Anna and the Apocalypse

What do you get if you cross High School Musical with Shaun of the Dead? Well, I can’t say for sure, because I never saw HSM, but I suspect it’d something like this movie: Anna and the Apocalypse. On the IMDB entry for this movie it says cross La La Land rather, but I’d disagree: La La Land is sort of dour and takes itself very seriously (for all its flights of fancy), where this movie is two kinds of schlock rather pleasingly blended.

How could they not?

They dance on cafeteria tables in HSM, don’t they?

It’s sort of interesting for this fact: It is a by-the-numbers zombie movie combined with a by-the-numbers high school drama. Anna is a girl who’s going to hike around Australia for a year, which fact she has hidden from her disapproving father from whom she has been alienated since the death of her mother. It’s her uber-beta best male friend—the one who pines for her while she shags the school jock/jerk—who lets this spill, and she worries she’s never going to have the happily-ever-after portrayed in all the pop culture these days (is it, even, though?). Meanwhile her quirky BFF and her boyfriend have the can’t-keep-their-hands-off-each-other going, while all at their school are tormented by the power hungry dean.

Meanwhile, a disease is turning people into zombies, a fact which eludes Anna and her best guy friend, who end up trapped at their job at the bowling alley and then must cross the town to the school, not realizing that the dean has gone crazy and is holding all their friends and families hostage.
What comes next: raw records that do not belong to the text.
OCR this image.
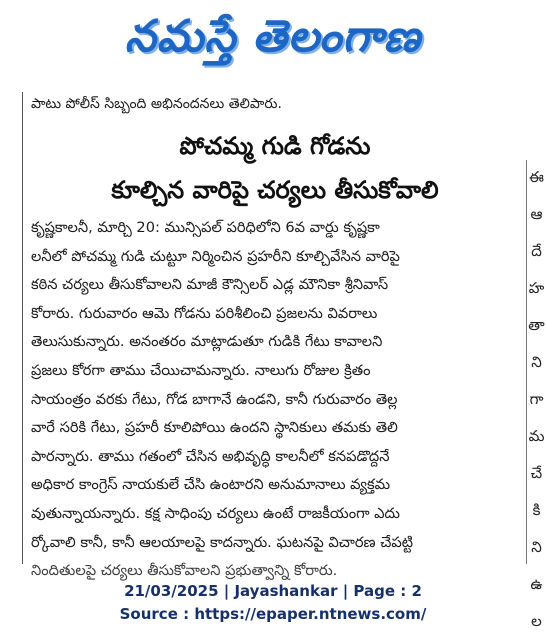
నమస్తే తెలంగాణ
పాటు పోలీస్ సిబ్బంది అభినందనలు తెలిపారు.
పోచమ్మ గుడి గోడను
కూల్చిన వారిపై చర్యలు తీసుకోవాలి
కృష్ణకాలనీ, మార్చి 20: మున్సిపల్ పరిధిలోని 6వ వార్డు కృష్ణకా
లనీలో పోచమ్మ గుడి చుట్టూ నిర్మించిన ప్రహరీని కూల్చివేసిన వారిపై
కఠిన చర్యలు తీసుకోవాలని మాజీ కౌన్సిలర్ ఎడ్ల మౌనికా శ్రీనివాస్
కోరారు. గురువారం ఆమె గోడను పరిశీలించి ప్రజలను వివరాలు
తెలుసుకున్నారు. అనంతరం మాట్లాడుతూ గుడికి గేటు కావాలని
ప్రజలు కోరగా తాము చేయిచామన్నారు. నాలుగు రోజుల క్రితం
సాయంత్రం వరకు గేటు, గోడ బాగానే ఉండని, కానీ గురువారం తెల్ల
వారే సరికి గేటు, ప్రహరీ కూలిపోయి ఉందని స్థానికులు తమకు తెలి
పారన్నారు. తాము గతంలో చేసిన అభివృద్ధి కాలనీలో కనపడొద్దనే
అధికార కాంగ్రెస్ నాయకులే చేసి ఉంటారని అనుమానాలు వ్యక్తమ
వుతున్నాయన్నారు. కక్ష సాధింపు చర్యలు ఉంటే రాజకీయంగా ఎదు
ర్కోవాలి కానీ, కానీ ఆలయాలపై కాదన్నారు. ఘటనపై విచారణ చేపట్టి
నిందితులపై చర్యలు తీసుకోవాలని ప్రభుత్వాన్ని కోరారు.
ఈ
ఆ
దే
హ
తా
ని
గా
మ
చే
కి
ని
ఉ
ల
21/03/2025 | Jayashankar | Page : 2
Source : https://epaper.ntnews.com/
Along the way, they’ll run in to old friends and new enemies, and people will die, Ten Little Indians style in all the ways we’ve come to know (and love?) from the zombie genre.
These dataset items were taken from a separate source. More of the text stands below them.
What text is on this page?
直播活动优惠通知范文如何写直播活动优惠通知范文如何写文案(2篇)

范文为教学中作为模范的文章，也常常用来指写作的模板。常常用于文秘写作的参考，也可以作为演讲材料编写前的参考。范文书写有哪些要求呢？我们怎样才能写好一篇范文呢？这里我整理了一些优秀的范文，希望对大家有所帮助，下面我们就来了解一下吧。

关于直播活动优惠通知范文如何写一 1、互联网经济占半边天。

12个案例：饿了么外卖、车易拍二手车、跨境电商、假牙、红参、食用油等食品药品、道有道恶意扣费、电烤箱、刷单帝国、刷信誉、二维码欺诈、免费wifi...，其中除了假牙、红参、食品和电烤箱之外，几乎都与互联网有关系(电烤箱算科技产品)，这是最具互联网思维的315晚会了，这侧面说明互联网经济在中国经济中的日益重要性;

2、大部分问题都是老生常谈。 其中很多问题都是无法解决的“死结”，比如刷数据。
But with singing and dancing!

Fun!

One of the best numbers has Anna obliviously singing about what a great day it is while the world dies around her.

I remember a few years ago…uh…about 35 years ago, when The Old Man and I were having trouble finding good movies to watch and we saw Fright Night. And we came out and said, “Hey, that was okay!” This was followed by, “You know, we really don’t ask for much.” We were pleased because we saw a film that was entertaining, fun and well-executed.

I had a sort of deja vu here because The Boy expressed pretty similar sentiments, with the added caveat that the movie also—for all its clichés—did something different with them, and put a nice flavor on top of some tired tropes. In fact, the use of these tropes made the movie very streamlined. There were about three things that made me roll my eyes, so tired were they as tropes, but mostly they allowed the movie to move from plot-point-to-plot-point (and song-to-song) quickly, such that the 90 minute runtime speeds by.

And it holds together pretty well in the third act, which is something both zombie movies and modern musicals (not to mention all oddball musicals like this, cf. Rocky Horror Picture Show or Phantom of the Paradise) have trouble with. Oh, also, as mentioned in La La Land, one of my issues with modern musicals is that nobody on screen looks like they could actually make the noise they’re making. It’s a kind of auditory uncanny valley that tends to alienate me, and the production here is smooth enough between the regular dialog and the musical numbers that I didn’t have that. (The only exception is with the dean’s big number, where he’s practically whisper-singing, and even that wasn’t too bad and was in character.)

If she's pushing...yeah.

Psst. Inside the cart is the friend zone.

Great cast of actors who, I believe, are primarily from the theater. If I were going to single out anyone it would be Marli Siu, as quirky girlfriend deeply in love with her boyfriend. She sings a song at the holiday show that takes “Santa, Baby” and kicks it up a notch, which works better than it has any right to. (It seems both prurient and sweet at the same time, perhaps because it’s directed at her missing boyfriend. But it works.)

From there, I might go to Ben Wiggins, who plays the alpha and has the most clichéd part of all, I think, but ends up winning us over anyway. Then I get to thinking of Chris, who also is annoying at first, but also kind of wins us over. Pretty soon, though, I’m talking about everyone. They’re all good.

It’s just a fun bit of alchemy, really. I guess what’s going on here is the movie uses the tropes to do what it wants to do (tell its story in its own way) but it’s not relying on them to keep everyone entertained. It brings a lot to the table.

I would probably watch this movie before La La Land again—and the music was largely more memorable and catchy, as well.

Cute and funny and a great singer.

They’re all great, but I get a real Anna Kendrick vibe offa Marli Siu.